My three most memorable Valentine's Days were not about romantic love. The first was in my childhood. On Valentine's night my mom put a little party favor at each of our places at the table. I don't remember what the special treat was, but I remember that it took an ordinary, middle of the week on a school night dinner and turned it into a party! I must have needed a boost. Either that or we didn't get many out of the ordinary treats back in the day, because it made quite an impression on me ~ so much so that I made sure to have a party favor at dinner every Valentine's night of my son's childhood.
My second most memorable Valentine's Day was in 8th grade. We went straight from elementary school to high school and in 8th grade we were classified as "subfreshmen"... definitely the low kids on the totem pole in a huge school with way bigger kids! That year the school spirit club decided to have a Valentine's "Mr. Irresistible" contest. The girls bought construction paper hearts for 25 cents and pinned them to our blouses. The hearts read "I resist." Then all the boys, in every grade, would knock themselves out to get us to talk to them. If we said anything at all, they "won" our heart and they pinned it on themselves, turning it to the side that said "I'm irresistible." I mean to tell you, as an 8th grade girl it was really something to have all the boys, even Seniors, doing anything they could to get you to talk to them. They even picked us up!
My last special memory was one year when I was single and I decided I didn't want to feel left out on Valentine's Day. I made cards for all my friends and family, everyone I loved, and delivered them. That Valentine's Day was so amazing. I learned that my circumstances didn't dictate my experience of the day and neither did the conventions of my culture.
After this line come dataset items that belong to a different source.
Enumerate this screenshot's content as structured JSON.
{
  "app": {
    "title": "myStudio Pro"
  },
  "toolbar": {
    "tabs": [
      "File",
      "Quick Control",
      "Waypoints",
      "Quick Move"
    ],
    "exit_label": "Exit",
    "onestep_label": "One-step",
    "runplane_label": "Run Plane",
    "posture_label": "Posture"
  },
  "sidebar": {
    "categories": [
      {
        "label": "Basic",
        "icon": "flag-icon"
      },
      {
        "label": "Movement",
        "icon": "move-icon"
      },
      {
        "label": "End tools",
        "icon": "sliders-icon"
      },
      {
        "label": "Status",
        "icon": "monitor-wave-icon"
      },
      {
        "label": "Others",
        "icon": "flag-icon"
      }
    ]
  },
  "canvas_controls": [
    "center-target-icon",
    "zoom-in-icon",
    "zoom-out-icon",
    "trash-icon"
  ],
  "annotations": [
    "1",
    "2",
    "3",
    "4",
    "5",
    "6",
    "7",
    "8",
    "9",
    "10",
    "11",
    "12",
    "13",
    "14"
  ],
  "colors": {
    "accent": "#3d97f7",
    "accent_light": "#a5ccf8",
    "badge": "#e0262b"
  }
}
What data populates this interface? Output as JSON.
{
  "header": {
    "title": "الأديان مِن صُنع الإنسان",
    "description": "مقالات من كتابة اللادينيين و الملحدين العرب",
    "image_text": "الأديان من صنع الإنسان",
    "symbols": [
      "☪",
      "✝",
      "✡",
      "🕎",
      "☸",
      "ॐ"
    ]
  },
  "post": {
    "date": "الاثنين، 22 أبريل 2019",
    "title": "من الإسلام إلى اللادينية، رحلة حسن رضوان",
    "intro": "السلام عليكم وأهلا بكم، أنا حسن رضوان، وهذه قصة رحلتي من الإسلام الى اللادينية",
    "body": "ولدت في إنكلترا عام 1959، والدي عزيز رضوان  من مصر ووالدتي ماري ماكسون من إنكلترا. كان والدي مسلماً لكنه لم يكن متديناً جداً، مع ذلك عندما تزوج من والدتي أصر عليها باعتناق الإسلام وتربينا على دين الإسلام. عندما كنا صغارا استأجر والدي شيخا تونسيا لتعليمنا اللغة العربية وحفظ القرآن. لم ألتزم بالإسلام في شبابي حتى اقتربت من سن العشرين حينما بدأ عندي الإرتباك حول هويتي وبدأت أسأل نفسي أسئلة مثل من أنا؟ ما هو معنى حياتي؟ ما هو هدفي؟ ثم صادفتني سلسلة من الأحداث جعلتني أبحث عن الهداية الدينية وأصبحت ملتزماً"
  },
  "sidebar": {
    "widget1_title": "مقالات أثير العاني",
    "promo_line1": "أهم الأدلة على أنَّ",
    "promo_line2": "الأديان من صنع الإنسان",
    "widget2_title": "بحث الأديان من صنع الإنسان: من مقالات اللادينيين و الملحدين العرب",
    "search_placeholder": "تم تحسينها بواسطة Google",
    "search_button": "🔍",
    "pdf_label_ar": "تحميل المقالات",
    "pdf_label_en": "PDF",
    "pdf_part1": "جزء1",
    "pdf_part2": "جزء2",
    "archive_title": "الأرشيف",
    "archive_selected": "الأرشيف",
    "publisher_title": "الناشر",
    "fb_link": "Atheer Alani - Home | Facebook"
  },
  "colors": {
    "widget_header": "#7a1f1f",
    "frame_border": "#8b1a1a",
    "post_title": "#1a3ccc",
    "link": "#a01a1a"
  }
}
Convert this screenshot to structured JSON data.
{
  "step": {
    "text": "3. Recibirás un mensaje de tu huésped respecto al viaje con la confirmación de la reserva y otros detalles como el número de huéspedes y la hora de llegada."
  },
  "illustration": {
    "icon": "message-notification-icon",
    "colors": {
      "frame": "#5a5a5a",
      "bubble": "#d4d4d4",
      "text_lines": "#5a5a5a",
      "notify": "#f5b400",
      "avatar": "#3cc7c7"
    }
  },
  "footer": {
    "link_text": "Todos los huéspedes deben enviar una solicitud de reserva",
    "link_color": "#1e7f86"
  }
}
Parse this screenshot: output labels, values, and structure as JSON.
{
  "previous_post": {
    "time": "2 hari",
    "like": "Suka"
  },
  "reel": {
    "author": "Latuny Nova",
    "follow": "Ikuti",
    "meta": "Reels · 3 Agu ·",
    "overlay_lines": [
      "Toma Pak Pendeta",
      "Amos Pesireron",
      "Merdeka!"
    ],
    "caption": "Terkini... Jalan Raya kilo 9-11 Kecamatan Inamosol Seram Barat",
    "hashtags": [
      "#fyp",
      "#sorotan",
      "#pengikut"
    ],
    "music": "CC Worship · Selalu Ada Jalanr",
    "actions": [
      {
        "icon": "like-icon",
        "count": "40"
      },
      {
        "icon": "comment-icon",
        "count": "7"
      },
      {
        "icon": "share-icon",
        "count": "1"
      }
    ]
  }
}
I am not meaning to imply that Valentine's Days with my husband are not lovely. They are. But I think it is worth noting that each of my significant memories is about a different kind of love ~ a mother's love, the love of kids having a good time together, the love of community. I would like to suggest that if we broaden our definition of Valentine's Love, the day would be one of inclusion rather than exclusion. Instead of emphasizing flowers, dinner, chocolate and sex we could use the day as an opportunity to add love to our human family. And every one of us could celebrate in style. Because we are all loving and we are all worth loving, whether we are in a relationship or not.